Creating and understanding 3D objects using AI has been difficult because existing methods are often slow and inefficient. Many approaches do not effectively capture the complexity of 3D shapes, making it hard for models to generate high-quality results in a reasonable amount of time.
What's the solution?
SAR3D addresses these challenges by using a multi-scale 3D vector-quantized variational autoencoder (VQVAE) that breaks down 3D objects into smaller, manageable pieces. Instead of predicting one token at a time, SAR3D predicts the next scale in a multi-scale representation, which speeds up the generation process significantly.

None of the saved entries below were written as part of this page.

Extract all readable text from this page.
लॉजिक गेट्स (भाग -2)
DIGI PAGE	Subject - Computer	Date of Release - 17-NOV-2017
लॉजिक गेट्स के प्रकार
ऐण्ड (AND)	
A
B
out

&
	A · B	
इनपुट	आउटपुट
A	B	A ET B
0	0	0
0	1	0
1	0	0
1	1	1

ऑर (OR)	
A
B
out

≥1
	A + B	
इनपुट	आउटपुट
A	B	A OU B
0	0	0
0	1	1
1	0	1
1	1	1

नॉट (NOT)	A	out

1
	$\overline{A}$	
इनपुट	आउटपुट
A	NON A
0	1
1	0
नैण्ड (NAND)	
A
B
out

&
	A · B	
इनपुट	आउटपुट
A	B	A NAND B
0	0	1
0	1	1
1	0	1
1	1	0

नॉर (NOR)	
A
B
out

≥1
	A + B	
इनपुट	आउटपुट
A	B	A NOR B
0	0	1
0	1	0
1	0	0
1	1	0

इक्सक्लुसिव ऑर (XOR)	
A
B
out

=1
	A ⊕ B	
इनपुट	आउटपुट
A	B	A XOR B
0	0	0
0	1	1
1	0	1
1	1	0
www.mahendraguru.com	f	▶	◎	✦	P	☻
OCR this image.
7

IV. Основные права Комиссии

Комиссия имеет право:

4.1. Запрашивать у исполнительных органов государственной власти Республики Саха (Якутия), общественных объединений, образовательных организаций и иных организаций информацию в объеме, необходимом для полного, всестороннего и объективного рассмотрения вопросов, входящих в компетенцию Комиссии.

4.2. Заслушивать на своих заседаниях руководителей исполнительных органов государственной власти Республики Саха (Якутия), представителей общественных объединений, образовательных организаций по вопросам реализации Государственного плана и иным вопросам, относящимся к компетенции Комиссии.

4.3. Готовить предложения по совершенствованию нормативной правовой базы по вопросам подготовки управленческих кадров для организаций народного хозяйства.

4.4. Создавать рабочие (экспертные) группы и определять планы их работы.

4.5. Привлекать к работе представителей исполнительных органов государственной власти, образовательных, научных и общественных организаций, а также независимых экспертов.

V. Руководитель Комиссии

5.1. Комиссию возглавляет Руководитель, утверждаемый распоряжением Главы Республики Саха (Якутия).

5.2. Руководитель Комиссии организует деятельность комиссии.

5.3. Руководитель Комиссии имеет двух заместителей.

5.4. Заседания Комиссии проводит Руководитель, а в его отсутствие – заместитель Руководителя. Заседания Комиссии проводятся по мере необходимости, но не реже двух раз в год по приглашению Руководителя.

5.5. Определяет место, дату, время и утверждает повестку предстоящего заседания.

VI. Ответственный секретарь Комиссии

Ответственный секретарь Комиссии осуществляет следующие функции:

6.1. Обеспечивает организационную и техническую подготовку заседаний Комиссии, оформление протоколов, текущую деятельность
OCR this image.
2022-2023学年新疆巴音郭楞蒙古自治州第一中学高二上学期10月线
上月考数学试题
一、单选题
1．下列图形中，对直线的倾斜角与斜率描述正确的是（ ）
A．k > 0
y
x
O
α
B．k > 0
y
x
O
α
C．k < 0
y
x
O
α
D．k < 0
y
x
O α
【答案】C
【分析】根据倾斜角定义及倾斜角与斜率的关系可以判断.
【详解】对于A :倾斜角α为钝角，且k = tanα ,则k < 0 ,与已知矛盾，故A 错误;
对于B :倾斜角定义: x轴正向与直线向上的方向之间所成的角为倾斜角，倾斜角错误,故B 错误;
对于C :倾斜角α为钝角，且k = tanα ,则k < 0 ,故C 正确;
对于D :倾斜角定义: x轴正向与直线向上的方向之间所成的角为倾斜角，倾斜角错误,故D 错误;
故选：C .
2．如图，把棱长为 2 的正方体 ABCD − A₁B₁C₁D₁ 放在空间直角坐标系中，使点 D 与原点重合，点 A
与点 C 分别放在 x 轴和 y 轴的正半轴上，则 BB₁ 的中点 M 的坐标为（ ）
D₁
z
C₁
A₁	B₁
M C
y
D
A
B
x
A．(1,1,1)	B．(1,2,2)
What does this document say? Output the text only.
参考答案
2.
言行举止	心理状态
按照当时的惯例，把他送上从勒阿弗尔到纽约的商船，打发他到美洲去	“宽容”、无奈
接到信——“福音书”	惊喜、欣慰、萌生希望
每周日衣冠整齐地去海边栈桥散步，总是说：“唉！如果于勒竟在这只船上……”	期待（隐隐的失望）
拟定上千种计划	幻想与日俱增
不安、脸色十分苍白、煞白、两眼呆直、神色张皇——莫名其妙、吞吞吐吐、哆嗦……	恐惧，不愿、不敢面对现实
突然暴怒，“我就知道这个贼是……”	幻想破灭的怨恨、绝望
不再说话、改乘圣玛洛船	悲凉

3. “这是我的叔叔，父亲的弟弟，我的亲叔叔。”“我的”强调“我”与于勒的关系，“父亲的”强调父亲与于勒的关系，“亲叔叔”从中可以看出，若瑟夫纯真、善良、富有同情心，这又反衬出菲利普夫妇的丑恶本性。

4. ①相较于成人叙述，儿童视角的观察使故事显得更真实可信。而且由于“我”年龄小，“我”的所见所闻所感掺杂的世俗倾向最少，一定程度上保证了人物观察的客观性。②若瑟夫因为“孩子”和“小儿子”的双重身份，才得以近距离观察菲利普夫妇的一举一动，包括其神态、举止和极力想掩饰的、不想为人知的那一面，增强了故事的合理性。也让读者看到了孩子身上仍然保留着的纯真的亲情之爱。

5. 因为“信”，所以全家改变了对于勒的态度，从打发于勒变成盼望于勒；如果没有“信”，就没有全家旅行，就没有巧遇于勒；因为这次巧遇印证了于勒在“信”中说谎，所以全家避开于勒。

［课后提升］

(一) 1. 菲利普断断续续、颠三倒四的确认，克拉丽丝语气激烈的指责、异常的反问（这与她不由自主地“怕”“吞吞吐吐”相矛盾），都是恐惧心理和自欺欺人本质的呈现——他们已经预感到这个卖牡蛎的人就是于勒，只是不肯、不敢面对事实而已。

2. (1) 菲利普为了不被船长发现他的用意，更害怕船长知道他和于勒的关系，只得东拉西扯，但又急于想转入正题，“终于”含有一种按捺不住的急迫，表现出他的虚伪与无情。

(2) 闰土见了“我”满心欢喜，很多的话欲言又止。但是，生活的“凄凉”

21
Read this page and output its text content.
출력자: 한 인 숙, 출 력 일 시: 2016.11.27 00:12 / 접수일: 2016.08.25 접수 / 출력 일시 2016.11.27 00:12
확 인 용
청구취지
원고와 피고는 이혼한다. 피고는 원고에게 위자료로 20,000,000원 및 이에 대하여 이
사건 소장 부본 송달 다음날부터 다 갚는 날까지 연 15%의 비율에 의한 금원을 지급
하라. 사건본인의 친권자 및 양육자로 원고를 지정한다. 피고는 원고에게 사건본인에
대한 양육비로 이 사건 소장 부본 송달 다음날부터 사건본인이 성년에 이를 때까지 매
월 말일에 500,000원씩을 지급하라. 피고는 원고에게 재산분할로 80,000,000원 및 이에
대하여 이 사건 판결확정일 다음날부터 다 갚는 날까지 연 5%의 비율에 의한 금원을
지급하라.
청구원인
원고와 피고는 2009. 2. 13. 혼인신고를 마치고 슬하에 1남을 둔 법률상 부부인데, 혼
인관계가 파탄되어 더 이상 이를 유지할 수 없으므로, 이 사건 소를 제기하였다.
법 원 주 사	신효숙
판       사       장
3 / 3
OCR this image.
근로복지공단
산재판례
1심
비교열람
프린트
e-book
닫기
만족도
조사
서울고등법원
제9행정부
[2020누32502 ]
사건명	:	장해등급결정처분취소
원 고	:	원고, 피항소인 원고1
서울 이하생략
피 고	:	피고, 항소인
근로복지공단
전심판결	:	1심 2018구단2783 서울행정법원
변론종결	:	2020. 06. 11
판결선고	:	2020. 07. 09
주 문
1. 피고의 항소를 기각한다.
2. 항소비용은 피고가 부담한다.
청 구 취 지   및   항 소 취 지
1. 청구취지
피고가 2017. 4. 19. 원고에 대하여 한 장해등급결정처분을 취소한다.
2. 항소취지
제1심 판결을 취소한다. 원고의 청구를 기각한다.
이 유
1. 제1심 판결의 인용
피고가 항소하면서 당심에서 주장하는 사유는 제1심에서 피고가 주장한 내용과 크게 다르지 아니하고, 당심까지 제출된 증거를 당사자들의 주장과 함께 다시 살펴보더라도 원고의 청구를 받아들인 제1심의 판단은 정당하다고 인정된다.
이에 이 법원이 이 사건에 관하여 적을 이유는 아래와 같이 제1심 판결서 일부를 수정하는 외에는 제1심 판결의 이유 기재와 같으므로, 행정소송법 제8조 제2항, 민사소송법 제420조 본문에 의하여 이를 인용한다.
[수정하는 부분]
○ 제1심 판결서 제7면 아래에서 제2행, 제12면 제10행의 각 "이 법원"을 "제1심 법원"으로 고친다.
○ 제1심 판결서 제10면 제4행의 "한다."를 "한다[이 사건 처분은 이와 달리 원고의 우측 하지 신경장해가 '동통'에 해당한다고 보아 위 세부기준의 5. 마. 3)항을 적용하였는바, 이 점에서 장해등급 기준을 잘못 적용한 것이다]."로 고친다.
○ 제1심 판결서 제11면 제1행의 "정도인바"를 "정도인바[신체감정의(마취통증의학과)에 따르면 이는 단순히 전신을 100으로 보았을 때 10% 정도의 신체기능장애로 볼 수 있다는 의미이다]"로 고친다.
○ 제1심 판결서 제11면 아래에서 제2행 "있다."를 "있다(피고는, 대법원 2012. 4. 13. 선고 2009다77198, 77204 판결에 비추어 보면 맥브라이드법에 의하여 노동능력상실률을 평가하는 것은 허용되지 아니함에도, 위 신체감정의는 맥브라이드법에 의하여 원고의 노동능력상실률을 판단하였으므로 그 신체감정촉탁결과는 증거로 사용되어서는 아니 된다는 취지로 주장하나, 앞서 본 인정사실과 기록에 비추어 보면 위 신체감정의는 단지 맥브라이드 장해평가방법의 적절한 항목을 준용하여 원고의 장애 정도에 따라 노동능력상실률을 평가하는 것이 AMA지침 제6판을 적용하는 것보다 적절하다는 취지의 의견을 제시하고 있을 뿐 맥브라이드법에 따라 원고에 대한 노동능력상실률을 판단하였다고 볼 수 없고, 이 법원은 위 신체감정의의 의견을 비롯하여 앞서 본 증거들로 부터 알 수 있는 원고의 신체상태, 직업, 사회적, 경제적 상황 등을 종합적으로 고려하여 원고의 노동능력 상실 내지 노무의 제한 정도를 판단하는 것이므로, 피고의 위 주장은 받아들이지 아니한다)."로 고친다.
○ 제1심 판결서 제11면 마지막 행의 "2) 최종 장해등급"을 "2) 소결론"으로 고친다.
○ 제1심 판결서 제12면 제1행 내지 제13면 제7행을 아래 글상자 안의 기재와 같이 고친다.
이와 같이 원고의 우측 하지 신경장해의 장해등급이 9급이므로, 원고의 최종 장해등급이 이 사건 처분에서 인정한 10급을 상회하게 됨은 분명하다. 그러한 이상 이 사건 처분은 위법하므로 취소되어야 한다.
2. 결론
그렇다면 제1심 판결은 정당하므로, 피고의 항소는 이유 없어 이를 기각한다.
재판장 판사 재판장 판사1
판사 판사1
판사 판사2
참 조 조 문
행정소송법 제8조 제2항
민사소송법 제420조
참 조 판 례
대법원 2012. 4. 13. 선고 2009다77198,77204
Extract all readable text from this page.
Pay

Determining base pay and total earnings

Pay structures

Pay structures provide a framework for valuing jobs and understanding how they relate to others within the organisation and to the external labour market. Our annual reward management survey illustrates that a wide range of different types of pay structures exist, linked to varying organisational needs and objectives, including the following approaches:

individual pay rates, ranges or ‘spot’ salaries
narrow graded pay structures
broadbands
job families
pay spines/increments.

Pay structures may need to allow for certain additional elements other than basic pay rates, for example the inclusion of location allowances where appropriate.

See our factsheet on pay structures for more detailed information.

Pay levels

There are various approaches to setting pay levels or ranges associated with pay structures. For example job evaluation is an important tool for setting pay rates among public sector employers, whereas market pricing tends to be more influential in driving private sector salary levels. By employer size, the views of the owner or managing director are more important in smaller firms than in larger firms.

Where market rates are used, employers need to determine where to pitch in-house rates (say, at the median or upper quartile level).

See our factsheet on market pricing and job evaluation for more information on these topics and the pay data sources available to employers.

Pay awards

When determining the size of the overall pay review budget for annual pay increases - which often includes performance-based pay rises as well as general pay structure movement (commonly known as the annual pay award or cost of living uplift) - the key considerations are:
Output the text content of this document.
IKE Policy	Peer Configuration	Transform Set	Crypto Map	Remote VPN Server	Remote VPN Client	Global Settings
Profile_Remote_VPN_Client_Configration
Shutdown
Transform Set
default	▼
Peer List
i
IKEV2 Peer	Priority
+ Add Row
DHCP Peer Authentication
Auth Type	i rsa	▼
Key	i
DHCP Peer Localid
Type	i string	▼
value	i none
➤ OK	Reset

The framework also allows for fine-tuning large language models (LLMs) to help them understand and describe 3D objects better.
Why it matters?
This research is important because it enhances the ability of AI to create and interpret 3D content quickly and accurately. By improving how models generate 3D objects, SAR3D can benefit various fields such as gaming, virtual reality, and design, making it easier for creators to visualize and manipulate complex structures.
Abstract
Autoregressive models have demonstrated remarkable success across various fields, from large language models (LLMs) to large multimodal models (LMMs) and 2D content generation, moving closer to artificial general intelligence (AGI). Despite these advances, applying autoregressive approaches to 3D object generation and understanding remains largely unexplored. This paper introduces Scale AutoRegressive 3D (SAR3D), a novel framework that leverages a multi-scale 3D vector-quantized variational autoencoder (VQVAE) to tokenize 3D objects for efficient autoregressive generation and detailed understanding. By predicting the next scale in a multi-scale latent representation instead of the next single token, SAR3D reduces generation time significantly, achieving fast 3D object generation in just 0.82 seconds on an A6000 GPU. Additionally, given the tokens enriched with hierarchical 3D-aware information, we finetune a pretrained LLM on them, enabling multimodal comprehension of 3D content. Our experiments show that SAR3D surpasses current 3D generation methods in both speed and quality and allows LLMs to interpret and caption 3D models comprehensively.